第8章 夢見る少女は揺れ動く
「まずいわ、まずいわ。」
エミリーは焦っていた。
「だから言ったんだよ。エミリーはでしゃばりすぎなんだよ!」
ノアが不貞腐れていた。
「こうなったからには仕方ない。でも父親との再会は果たしたんだからこれでいいだろう?それにまた父親に会ってみろ?色々催促されて国際指名手配がばれてしまうぞ。いやとっくに知ってるのかもそれないがな。もう時間がないんだ。予定を変更してアメリカを旅立とう。いいな?」
ジャックがみんなに促して言った。
「ごめんなさい・・・私のせいで・・・ごめんなさい。」
エミリーは泣きながら何度も謝った。
「起きてしまったことは仕方ないよ。でもさ、あの父親だから明日の約束時間にハリウッドに行くんじゃないか?せめて置手紙だけ置いていこうぜ。」
ベンジャミンが心配そうに言った。
「そうね、手紙を書いて超能力でなんとかするわ。」
エミリーは早速手紙を書いた。
『パパへ
昨日は少しだったけれど会えて嬉しかったわ。

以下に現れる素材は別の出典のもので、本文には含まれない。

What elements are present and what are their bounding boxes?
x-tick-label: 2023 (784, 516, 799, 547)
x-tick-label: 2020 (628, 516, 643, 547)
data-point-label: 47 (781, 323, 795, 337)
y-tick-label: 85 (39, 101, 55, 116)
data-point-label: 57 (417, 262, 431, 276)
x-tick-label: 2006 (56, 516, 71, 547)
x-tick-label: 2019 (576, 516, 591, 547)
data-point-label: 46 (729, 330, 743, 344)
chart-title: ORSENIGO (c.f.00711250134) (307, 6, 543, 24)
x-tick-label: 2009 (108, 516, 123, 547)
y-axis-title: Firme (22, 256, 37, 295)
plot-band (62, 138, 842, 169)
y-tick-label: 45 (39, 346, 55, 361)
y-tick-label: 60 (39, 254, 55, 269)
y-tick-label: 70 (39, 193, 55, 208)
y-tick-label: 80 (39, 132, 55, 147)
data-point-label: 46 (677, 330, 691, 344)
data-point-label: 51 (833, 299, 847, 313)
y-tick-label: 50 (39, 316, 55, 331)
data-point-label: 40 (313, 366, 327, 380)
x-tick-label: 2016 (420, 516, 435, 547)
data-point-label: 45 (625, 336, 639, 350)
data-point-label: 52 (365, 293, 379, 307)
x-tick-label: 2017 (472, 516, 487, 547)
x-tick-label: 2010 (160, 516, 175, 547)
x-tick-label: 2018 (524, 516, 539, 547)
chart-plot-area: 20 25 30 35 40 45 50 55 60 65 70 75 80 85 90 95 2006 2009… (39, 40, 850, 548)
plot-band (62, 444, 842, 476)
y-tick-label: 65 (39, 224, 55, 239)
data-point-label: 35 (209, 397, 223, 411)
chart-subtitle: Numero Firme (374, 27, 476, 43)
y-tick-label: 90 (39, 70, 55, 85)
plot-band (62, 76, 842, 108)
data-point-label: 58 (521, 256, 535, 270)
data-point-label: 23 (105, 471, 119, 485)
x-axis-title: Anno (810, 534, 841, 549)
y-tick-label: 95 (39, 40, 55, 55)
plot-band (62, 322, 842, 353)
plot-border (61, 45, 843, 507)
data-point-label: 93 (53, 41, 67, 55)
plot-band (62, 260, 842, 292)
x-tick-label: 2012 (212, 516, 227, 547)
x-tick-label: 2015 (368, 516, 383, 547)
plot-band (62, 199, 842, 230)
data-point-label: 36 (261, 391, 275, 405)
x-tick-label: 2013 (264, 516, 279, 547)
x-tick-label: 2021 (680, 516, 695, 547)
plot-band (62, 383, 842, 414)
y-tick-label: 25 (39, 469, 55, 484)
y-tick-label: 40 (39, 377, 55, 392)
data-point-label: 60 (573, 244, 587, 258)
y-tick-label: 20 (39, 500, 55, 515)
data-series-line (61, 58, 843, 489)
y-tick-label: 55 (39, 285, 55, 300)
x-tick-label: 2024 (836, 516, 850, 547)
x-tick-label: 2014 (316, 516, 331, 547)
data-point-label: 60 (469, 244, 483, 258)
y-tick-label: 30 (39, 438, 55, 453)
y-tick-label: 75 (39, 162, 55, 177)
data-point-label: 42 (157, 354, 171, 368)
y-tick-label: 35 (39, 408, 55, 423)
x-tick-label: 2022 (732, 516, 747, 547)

本当はハリウッドで会う約束をしていたんだけれど私が行く時間が無くなってしまったの。ごめんなさい。でもパパの元気そうな姿が見られてホッとしたわ。しばらく会えないけれど体調を崩さないようにパパ頑張ってね。無理は禁物だから。またどこかで会えるといいわね。
エミリーより。』
手紙を書き終えて明日を待つことにした。
「ここにいても仕方ないからなるべく遠くに移動しよう。さすがに別のレンタカーは借りられないからな。もうアメリカ中に知れ渡ったんじゃないか?さぁ、行こう。」
エミリー達はハリウッドを離れてメキシコ方面に向かった。
「メキシコではまだ知られてないはずだ。それじゃあ行くぞ!」
エミリー達を乗せた車は加速して行った。